EU: The head of a forum mapping out the EU's future unveiled the first articles of a draft constitution yesterday, but ran into immediate charges from Eurosceptics of seeking a centralised superstate.
Mr Valery Giscard D'Estaing, a former French president, said the draft set out in easily understandable language the values, aims and powers of the EU, which will expand from 15 members to nearly 30 in the coming years.
"Our aim is to allow citizens to understand immediately the essential characteristics of the union, why it was set up, what it does and what it plans to achieve," he told a plenary session of the forum, the Convention on the Future of Europe.
The first of the 16 articles published refers to a union of states and of peoples who have come together to co-ordinate policies and pool some "common competences in a federal way".
The word "federal" is anathema to Eurosceptics, especially in Britain, who see it as heralding the end of the nation state. Yet it describes the present state of affairs where Community law takes precedence in a number of policy areas.
The text makes it clear that the union can only act in areas where it is empowered to do so by the constitution. Areas where the EU has exclusive competence include ensuring free movement of people, goods and services, as well as customs policy, trade and monetary policy in the 12-nation eurozone.
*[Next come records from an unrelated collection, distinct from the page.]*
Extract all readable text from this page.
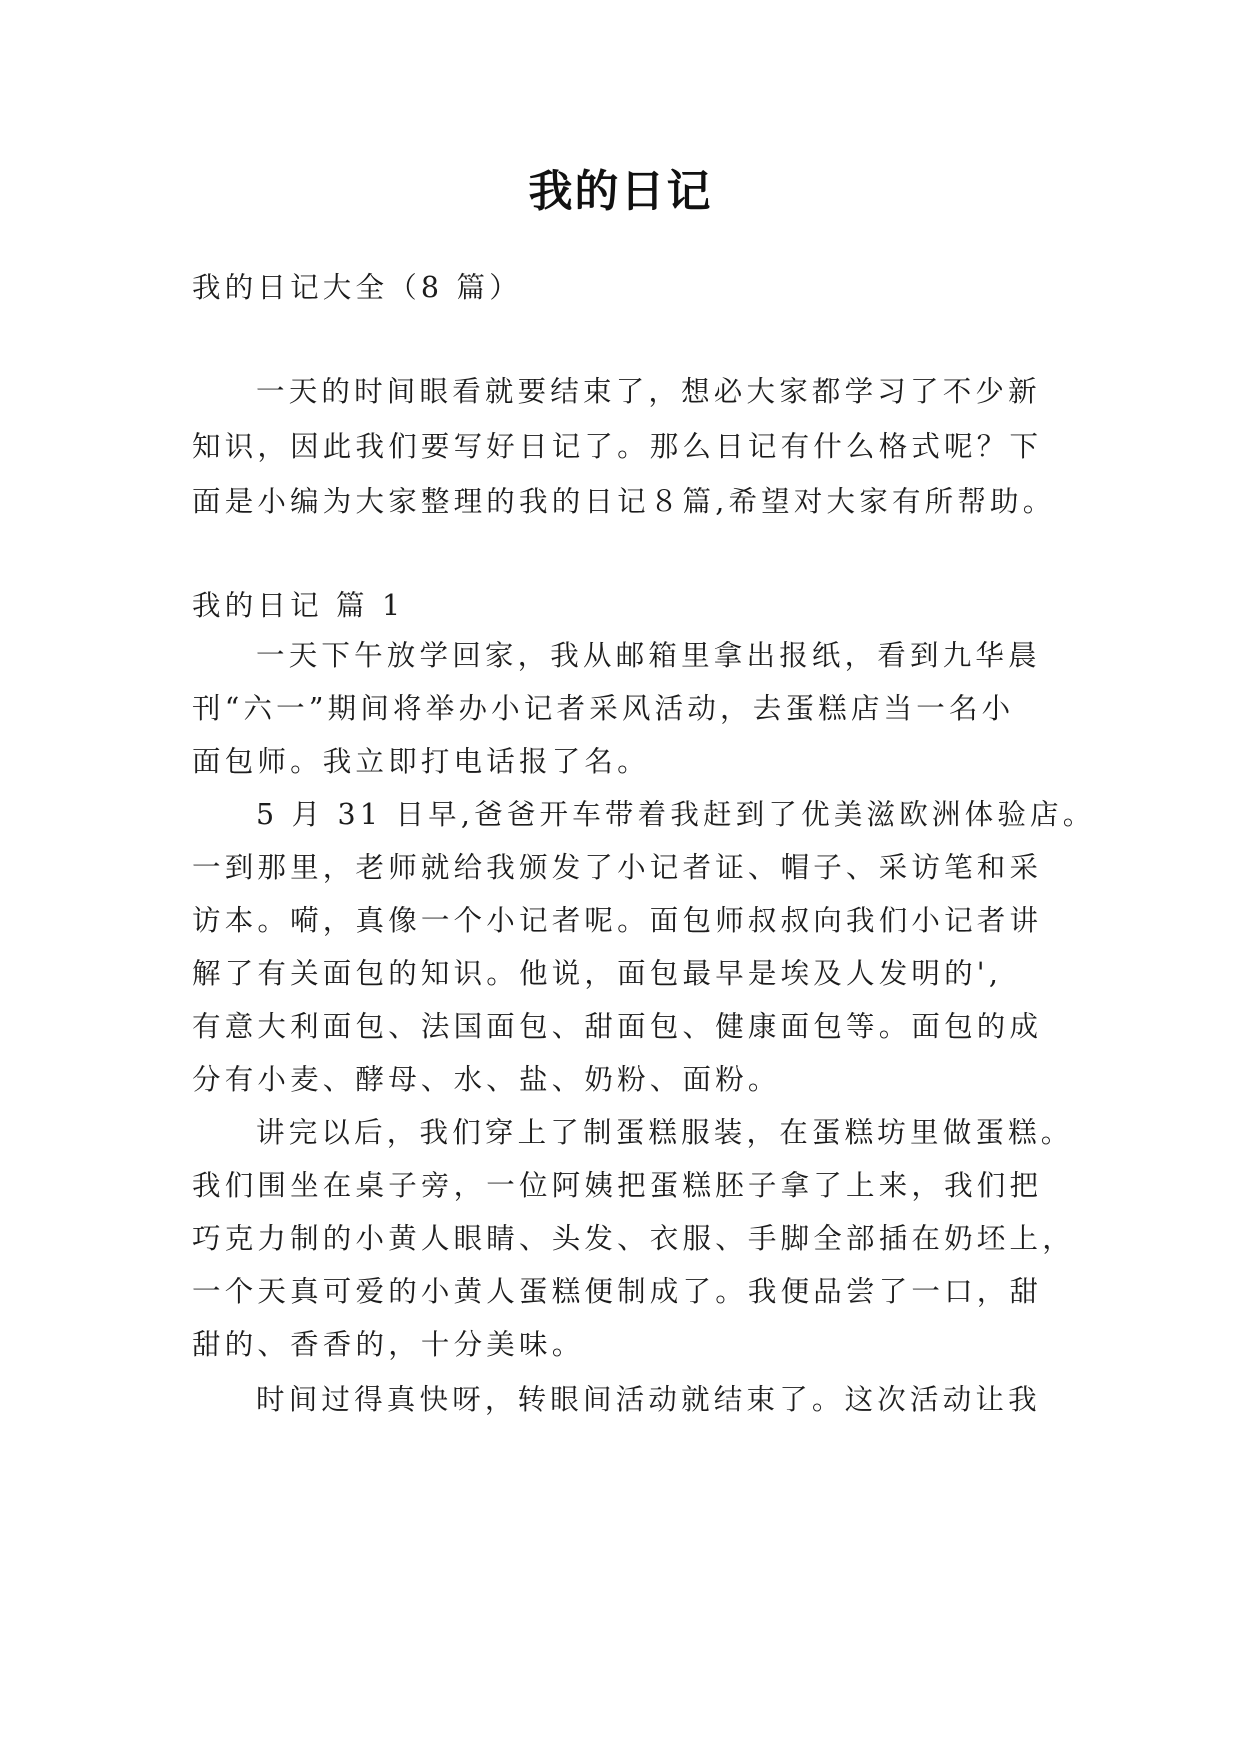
我的日记
我的日记大全（8 篇）
一天的时间眼看就要结束了，想必大家都学习了不少新
知识，因此我们要写好日记了。那么日记有什么格式呢？下
面是小编为大家整理的我的日记８篇,希望对大家有所帮助。
我的日记 篇 1
一天下午放学回家，我从邮箱里拿出报纸，看到九华晨
刊“六一”期间将举办小记者采风活动，去蛋糕店当一名小
面包师。我立即打电话报了名。
5 月 31 日早,爸爸开车带着我赶到了优美滋欧洲体验店。
一到那里，老师就给我颁发了小记者证、帽子、采访笔和采
访本。嗬，真像一个小记者呢。面包师叔叔向我们小记者讲
解了有关面包的知识。他说，面包最早是埃及人发明的',
有意大利面包、法国面包、甜面包、健康面包等。面包的成
分有小麦、酵母、水、盐、奶粉、面粉。
讲完以后，我们穿上了制蛋糕服装，在蛋糕坊里做蛋糕。
我们围坐在桌子旁，一位阿姨把蛋糕胚子拿了上来，我们把
巧克力制的小黄人眼睛、头发、衣服、手脚全部插在奶坯上，
一个天真可爱的小黄人蛋糕便制成了。我便品尝了一口，甜
甜的、香香的，十分美味。
时间过得真快呀，转眼间活动就结束了。这次活动让我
The EU would share competence with member-states in a range of other areas including agriculture, energy, social policy, public health and justice and home affairs, the text said. In areas such as industrial policy, employment, education, sport and culture the union would have a supporting role, with member-states having the main say.
The section on citizenship says all EU citizens would be citizens of the union as well as of their own country, with the right to vote in European Parliament and local elections in any other member-state where they may reside.
This proved too much for veteran Danish Eurosceptic Mr Jens-Peter Bonde, a member of the European Parliament.
"This is a one-way street to an EU state. This track will lead us to a deeper level of integration than in the United States," he said in a statement. "Bavarians have joint nationality (of the state of Bavaria and of Germany) but it is the federal German nationality that predominates."
Mr David Heathcote-Amery, a British Conservative member of the convention, echoed Mr Bonde's fears. "This (text) will create an even less democratic EU, full of politicians and even more remote from the ordinary voter."
Members of the forum, which groups national and European lawmakers and officials, have until February 17th to comment or propose amendments to the text drafted by the presidium steering the convention's work.
The convention aims to present a final draft constitution to the 15 EU governments by late June. The governments will have the final say on the text.